Sunday, November 26, 2006

20 November 2006
It is our last day in Hawaii. We checked out of the hostel and headed to the Wailua River for a 4-5 hour kayaking trip. On the way we stopped at the Kapa’a Library to drop off the books we had taken out for the trip. We gave a ride to another hostel resident who is from Los Angeles but was originally from Mongolia. It’s funny, but the person we had the hardest time understanding due to an accent was a woman who had lived in the country for ten years. She had asked us whether we thought that she should spend her last day in Hawaii going to the Kilauea Lighthouse or to the Wailua River, which was supposed to have a popular tourist site called the Fern Grotto. It’s hard to make a judgment like that for another person, since we didn’t know her or know what she would find interesting. We really enjoyed the lighthouse, but mostly because of the bird-life. She ended up coming with us to the Wailua River, although she had no interest in kayaking. They have a tour boat that has a trip on the river giving facts and folklore on the way up and Hawaiian music and hula on the way back. Unfortunately, the fern grotto area had been severely damaged by excessive rain this spring, so it was off limits. She decided to take the guided boat trip, while we decided to rent a double kayak (without a guide) for five hours to travel the river. I brought my camera, since I had the ammo box which was waterproof. Just to be sure though, I put the box into a dry bag.

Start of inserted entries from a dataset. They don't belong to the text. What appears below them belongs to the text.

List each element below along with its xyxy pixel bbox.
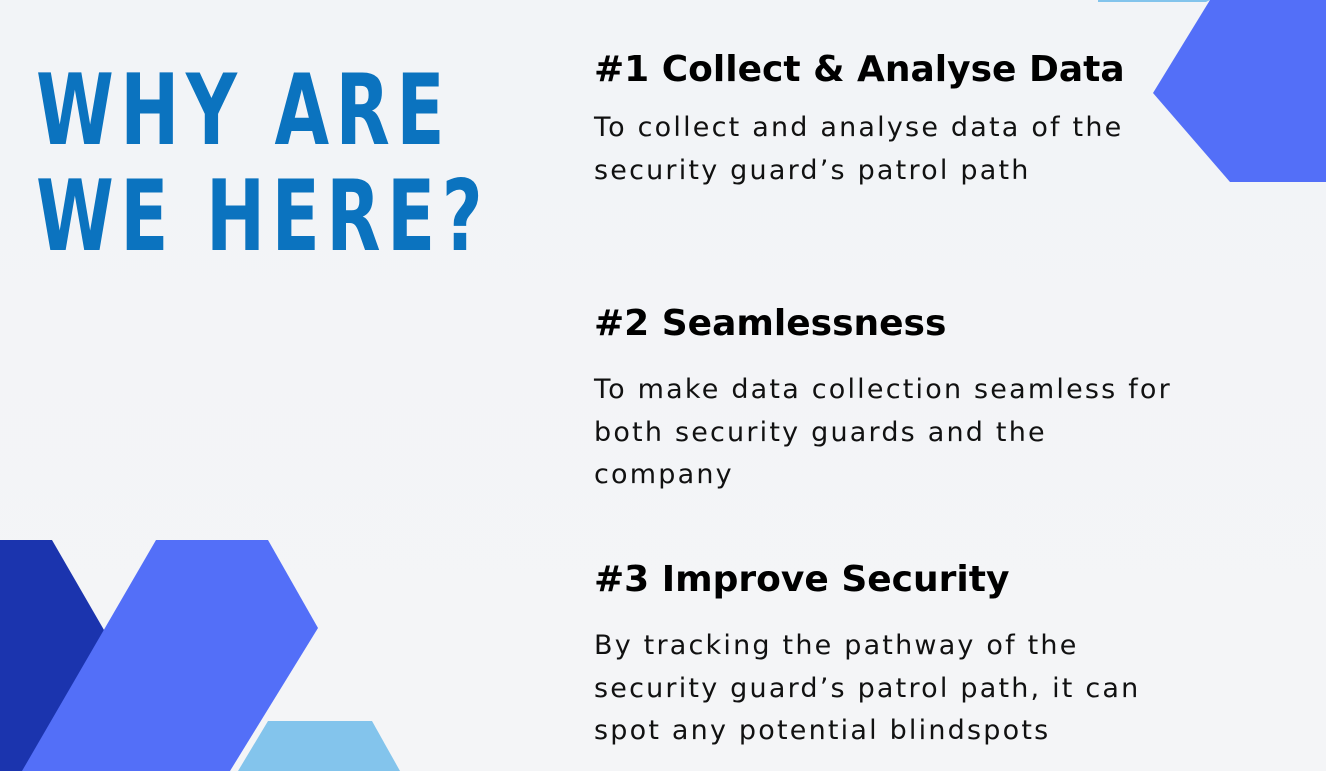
section-body-line: By tracking the pathway of the bbox=[594, 630, 1079, 661]
section-body-line: To make data collection seamless for bbox=[594, 374, 1172, 405]
section-body: To collect and analyse data of the secur… bbox=[594, 107, 1294, 192]
bottom-light-blue-shape bbox=[238, 721, 400, 771]
section-body-line: spot any potential blindspots bbox=[594, 715, 1051, 746]
section-heading: #1 Collect & Analyse Data bbox=[594, 49, 1125, 90]
section-body-line: both security guards and the bbox=[594, 416, 1047, 448]
section-body-line: security guard’s patrol path, it can bbox=[594, 672, 1141, 704]
section-body: To make data collection seamless for bot… bbox=[594, 369, 1294, 497]
section-body: By tracking the pathway of the security … bbox=[594, 625, 1294, 753]
section-heading: #3 Improve Security bbox=[594, 559, 1010, 600]
section-seamlessness: #2 Seamlessness To make data collection … bbox=[594, 301, 1294, 497]
section-body-line: To collect and analyse data of the bbox=[594, 112, 1124, 143]
title-line-2: WE HERE? bbox=[36, 160, 490, 274]
section-collect-analyse: #1 Collect & Analyse Data To collect and… bbox=[594, 47, 1294, 192]
section-improve-security: #3 Improve Security By tracking the path… bbox=[594, 557, 1294, 753]
page-title: WHY ARE WE HERE? bbox=[36, 58, 489, 270]
section-body-line: company bbox=[594, 459, 734, 490]
slide: WHY ARE WE HERE? #1 Collect & Analyse Da… bbox=[0, 0, 1326, 771]
top-right-thin-shape bbox=[1098, 0, 1210, 2]
title-line-1: WHY ARE bbox=[36, 54, 452, 168]
section-body-line: security guard’s patrol path bbox=[594, 154, 1031, 186]
section-heading: #2 Seamlessness bbox=[594, 303, 947, 344]
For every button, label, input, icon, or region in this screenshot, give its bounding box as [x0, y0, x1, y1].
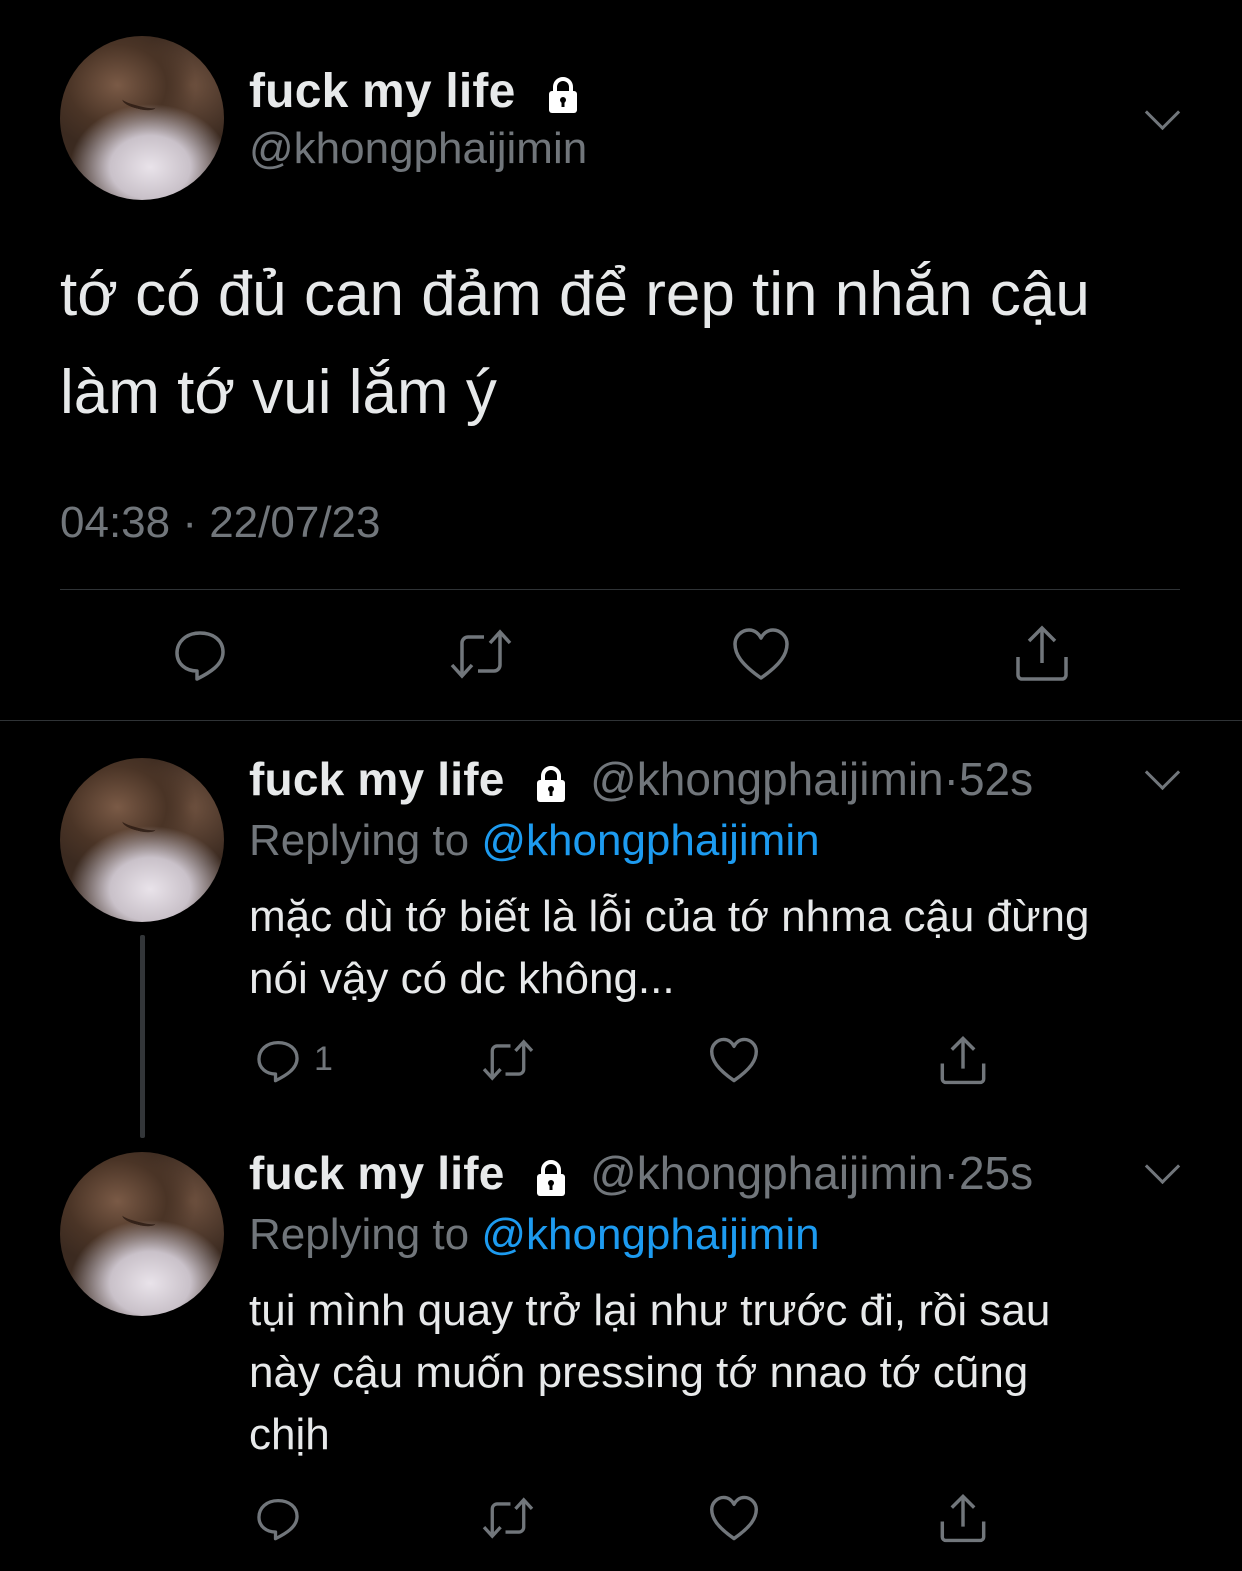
chevron-down-icon[interactable] [1144, 94, 1181, 131]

The first stretch was upstream, which we thought was going to be difficult, but there was very little flow in the river. After about an hour we came to a fork in the river. The left fork would take us to a swimming hole with a rope swing and cliff diving. We took the right fork which took us up to the trailhead for a waterfall hike. We pulled the kayak up on the right bank alongside of twenty-or-so others, most of which I believe were with guided tours. We then had to walk across the river, which was about thigh deep. They had a rope strung across because the current here was surprisingly strong. The trail to the waterfall was about a mile long, through mud and over rocks and roots. It really surprised me that there was not a better trail, considering the number of people who make this trip. The waterfall was stupendous. I was glad that Julie got to experience this one, since she missed the last one. The falls had a clear drop of over 100 feet. Someone had built a mound of rocks along the course of the stream creating a pool under the falls big enough to swim in. The water was cold, but the experience was fun. Back in the kayak we chose to go up the left fork to check out the swimming hole. The rope swing looked like fun but it was cooling off and we were ready to get back. The kayak trip back down the river was against the wind, which negated any positive impact the current might have had.

We returned our rental car at the airport and took the 7:00 Aloha flight to Honolulu. The flight was delayed until 7:20 because President Bush had been in Hawaii and all flights had been delayed while Air Force 1 was in the vicinity. We still had plenty of time before our 10:40 flight to the mainland, which made me regret having convinced Julie that we should get to Honolulu so early. That was compounded by the fact that the plane we were supposed to board needed repair and the flight was delayed until 11:45. The delay meant that we did not land until 25 minutes before our connecting flight from Newark to Columbus was to take off. Unfortunately, we were in the second to last row of seats. By the time we got off the plane, we had 10 minutes to make it to the departure gate. We thought that both gates being in Terminal C would mean that we wouldn’t have too much problem, but we underestimated how big Terminal C is in Newark. We ran the whole way only to be told that the flight was closed when we got there. Fortunately, one of the counter attendants was aware of the situation and had already checked us in. Our luggage was not so lucky. Three of our four bags were delivered to our house later that night. The fourth came the following night. It had somehow ended up in Cincinnati with no tags or other information. Someone going through the bag found our Bible which had some junk mail as a bookmark. The junk mail had our name and address, which allowed them to call us.

It’s great to be home now. The trip was fantastic, but we were ready to back to family. We have always said that this was a once in a lifetime trip, which I think is still true. It was great to experience everything, but if we were scheduling another major trip like this, I think we would choose to go someplace new.